29.2.2016
IT
Gazzetta ufficiale dell’Unione europea
C 78/8
Impugnazione proposta il 23 dicembre 2015 dalla Repubblica ceca avverso la sentenza del Tribunale (Settima Sezione) dell’8 ottobre 2015, cause riunite T-659/13 e T-660/13, Repubblica ceca/Commissione
(Causa C-696/15 P)
(2016/C 078/09)
Lingua processuale: il ceco
Parti
Ricorrente: Repubblica ceca (rappresentanti: M. Smolek, J. Vláčil, T. Müller, agenti)

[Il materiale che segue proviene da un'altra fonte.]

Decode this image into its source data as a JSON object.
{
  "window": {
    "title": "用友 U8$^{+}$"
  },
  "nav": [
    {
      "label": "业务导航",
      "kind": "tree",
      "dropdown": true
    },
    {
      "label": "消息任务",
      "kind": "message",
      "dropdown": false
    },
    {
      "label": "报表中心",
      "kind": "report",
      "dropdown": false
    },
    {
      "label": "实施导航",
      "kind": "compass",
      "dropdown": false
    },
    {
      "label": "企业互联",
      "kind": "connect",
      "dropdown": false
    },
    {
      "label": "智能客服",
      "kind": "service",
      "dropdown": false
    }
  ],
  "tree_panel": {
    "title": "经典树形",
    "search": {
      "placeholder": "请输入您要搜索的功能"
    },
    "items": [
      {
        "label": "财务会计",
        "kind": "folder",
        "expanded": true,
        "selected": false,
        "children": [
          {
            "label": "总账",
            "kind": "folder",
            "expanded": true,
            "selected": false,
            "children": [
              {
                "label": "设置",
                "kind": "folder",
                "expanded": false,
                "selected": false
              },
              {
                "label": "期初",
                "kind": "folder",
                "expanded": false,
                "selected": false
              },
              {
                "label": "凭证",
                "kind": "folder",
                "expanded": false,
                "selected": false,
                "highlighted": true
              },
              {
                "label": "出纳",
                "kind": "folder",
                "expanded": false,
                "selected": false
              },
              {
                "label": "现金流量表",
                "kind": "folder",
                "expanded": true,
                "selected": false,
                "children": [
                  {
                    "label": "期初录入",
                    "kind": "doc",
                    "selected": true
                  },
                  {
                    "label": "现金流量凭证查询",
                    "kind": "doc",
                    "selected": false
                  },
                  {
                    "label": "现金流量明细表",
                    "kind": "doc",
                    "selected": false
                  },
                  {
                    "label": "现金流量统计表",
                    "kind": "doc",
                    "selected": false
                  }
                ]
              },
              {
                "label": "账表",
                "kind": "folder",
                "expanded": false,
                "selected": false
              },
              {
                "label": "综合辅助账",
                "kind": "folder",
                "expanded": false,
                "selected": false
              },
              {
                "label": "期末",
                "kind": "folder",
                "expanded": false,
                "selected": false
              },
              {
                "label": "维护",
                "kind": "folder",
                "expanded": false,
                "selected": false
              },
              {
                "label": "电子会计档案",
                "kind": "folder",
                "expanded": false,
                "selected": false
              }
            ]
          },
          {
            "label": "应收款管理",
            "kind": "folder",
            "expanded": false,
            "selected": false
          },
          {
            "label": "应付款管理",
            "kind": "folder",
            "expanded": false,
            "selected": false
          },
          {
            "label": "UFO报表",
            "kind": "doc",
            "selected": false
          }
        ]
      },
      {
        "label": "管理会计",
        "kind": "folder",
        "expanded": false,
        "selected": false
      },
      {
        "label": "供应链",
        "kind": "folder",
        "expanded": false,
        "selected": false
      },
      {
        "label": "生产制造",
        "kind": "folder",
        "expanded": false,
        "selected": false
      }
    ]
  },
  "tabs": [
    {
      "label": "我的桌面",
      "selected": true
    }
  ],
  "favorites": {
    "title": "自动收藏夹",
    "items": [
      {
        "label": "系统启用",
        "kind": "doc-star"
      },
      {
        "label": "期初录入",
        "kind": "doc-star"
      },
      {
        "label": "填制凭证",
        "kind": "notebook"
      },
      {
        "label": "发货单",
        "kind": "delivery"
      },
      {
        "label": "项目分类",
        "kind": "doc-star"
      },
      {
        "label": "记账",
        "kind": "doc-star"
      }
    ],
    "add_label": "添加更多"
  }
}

Altra parte nel procedimento: Commissione europea
Conclusioni della ricorrente
La ricorrente chiede che la Corte voglia:
—
annullare la sentenza impugnata;
—
annullare nella loro integralità i regolamenti n. 885/2013 (1) e n. 886/2013 (2)
—
condannare la Commissione alle spese.
In subordine la ricorrente chiede che la Corte voglia:
—
annullare la sentenza impugnata;
—
annullare gli articoli 3, paragrafo 1, 8 e 9, paragrafo 1, lettera a), del regolamento n. 885/2013 e gli articoli 5, paragrafo 1, 9 a 10, paragrafo 1, lettera a), del regolamento n. 886/2013;
—
condannare la Commissione alle spese.
Motivi e principali argomenti
A sostegno della propria impugnazione la ricorrente deduce tre motivi.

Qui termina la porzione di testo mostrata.